Abstract
Alpha Hemoglobin Stabilizing Protein (AHSP) binds alpha hemoglobin chain (αHb), avoiding its precipitation and its pro-oxidant activity. In the presence of beta hemoglobin chain (βHb), the αHb-AHSP complex is dismembered and βHb displaces AHSP to generate the quaternary structure of hemoglobin. These data have been obtained in vitro and in mouse cells, but strongly suggest the importance of AHSP for normal hemoglobin synthesis in humans.

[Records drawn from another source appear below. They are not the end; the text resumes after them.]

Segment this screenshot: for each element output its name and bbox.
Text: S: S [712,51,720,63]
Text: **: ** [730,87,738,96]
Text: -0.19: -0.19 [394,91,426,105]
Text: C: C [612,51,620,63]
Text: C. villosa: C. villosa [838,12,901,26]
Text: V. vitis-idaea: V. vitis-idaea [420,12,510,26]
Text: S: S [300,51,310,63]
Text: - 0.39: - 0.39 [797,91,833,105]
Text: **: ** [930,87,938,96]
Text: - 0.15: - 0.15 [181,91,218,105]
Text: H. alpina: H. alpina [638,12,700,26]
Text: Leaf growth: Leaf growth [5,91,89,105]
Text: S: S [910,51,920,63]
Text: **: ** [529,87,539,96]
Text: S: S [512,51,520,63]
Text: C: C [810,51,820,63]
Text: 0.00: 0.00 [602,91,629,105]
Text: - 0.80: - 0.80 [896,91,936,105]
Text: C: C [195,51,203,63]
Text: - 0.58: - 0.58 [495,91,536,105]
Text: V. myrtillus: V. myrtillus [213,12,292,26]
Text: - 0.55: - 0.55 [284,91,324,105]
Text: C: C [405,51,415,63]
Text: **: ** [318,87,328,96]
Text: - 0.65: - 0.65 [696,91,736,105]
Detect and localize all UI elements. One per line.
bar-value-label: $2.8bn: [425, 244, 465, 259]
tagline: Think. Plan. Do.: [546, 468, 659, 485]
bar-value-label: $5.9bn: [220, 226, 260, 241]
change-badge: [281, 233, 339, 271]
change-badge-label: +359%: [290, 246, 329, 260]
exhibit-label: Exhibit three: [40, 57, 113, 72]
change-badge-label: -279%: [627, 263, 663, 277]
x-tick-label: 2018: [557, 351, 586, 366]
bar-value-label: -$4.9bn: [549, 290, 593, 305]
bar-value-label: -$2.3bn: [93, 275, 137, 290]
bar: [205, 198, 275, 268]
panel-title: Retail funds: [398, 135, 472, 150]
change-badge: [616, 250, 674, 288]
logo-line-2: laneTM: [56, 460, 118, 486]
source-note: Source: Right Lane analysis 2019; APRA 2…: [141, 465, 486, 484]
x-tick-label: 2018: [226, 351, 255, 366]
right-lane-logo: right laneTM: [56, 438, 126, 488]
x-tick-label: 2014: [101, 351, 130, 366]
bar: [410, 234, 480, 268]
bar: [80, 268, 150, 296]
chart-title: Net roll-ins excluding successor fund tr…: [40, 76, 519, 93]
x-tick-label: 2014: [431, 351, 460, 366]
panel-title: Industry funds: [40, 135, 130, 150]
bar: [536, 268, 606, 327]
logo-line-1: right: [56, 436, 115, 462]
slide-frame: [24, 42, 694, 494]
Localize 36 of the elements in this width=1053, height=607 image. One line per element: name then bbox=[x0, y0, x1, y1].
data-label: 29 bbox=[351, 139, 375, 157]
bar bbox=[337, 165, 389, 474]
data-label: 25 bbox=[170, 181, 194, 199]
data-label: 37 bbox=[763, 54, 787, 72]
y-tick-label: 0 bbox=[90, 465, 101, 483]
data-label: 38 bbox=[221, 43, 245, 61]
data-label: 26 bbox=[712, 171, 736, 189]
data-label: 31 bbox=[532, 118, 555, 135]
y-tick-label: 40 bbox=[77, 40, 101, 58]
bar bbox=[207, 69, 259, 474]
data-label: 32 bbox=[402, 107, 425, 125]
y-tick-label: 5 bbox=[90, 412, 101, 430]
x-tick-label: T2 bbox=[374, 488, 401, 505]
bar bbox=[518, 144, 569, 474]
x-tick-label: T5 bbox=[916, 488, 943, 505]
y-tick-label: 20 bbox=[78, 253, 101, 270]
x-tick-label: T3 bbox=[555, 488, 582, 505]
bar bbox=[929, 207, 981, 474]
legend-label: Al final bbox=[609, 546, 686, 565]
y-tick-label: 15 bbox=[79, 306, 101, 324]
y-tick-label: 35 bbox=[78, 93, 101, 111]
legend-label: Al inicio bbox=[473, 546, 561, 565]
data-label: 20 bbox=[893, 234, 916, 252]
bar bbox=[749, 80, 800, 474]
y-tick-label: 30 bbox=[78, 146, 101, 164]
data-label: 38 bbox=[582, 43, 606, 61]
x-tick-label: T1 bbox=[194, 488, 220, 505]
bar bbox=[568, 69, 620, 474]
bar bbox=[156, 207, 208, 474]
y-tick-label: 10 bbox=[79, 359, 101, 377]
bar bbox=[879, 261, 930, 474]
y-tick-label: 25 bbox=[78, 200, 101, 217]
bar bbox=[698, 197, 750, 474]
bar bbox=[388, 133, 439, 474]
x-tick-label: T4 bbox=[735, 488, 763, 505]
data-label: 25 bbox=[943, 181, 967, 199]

To the best of our knowledge, the relationship between hemoglobin formation and alterations in AHSP expression has not yet been described in human red cells. Hence, to investigate the consequences of a reduced AHSP synthesis in human red cells, we established the RNA interference-mediated knockdown of AHSP expression in human erythroleukemia cell line (K562 cells) and human hematopoietic stem cells (CD34+ cells) induced to erythroid differentiation, and analyzed the consequent cellular and molecular aspects of AHSP knockdown in these cells. shRNA expression vectors, aimed at the AHSP mRNA target sequence, were cloned and transfected into K562 and CD34+ cells using a non-liposomal lipid reagent. Following transfection, K562 cells that stably expressed AHSP-shRNA and CD34+ cells that transiently expressed AHSP-shRNA were selected. K562 and CD34+ cells were stimulated to erythroid differentiation by hemin and erythropoietin (EPO) respectively. The cells were examined in terms of gene expression using quantitative real-time PCR; production of reactive oxygen species (ROS), apoptosis and hemoglobin production through flow cytometry assays; and immunofluorescence assays for globin chains. AHSP-shRNA hemin-induced K562 cells and AHSP-shRNA EPO-induced CD34+ cells presented 71% and 75% decreases in AHSP expression levels, respectively. The RNAi-mediated knockdown of AHSP expression resulted in a considerable αHb precipitation, as well as in a significant decrease in fetal hemoglobin formation. In addition, AHSP-knockdown cells demonstrated an increased ROS production and increased rate of apoptosis. These findings strengthen the hypothesis that AHSP stabilizes the alpha hemoglobin chain, avoiding its precipitation and its ability to generate ROS which implicate in cell death. Moreover, data indicate that AHSP may be highly significant for human hemoglobin formation and suggest that AHSP is a key chaperone protein during human erythropoiesis.
Author notes
Disclosure: No relevant conflicts of interest to declare.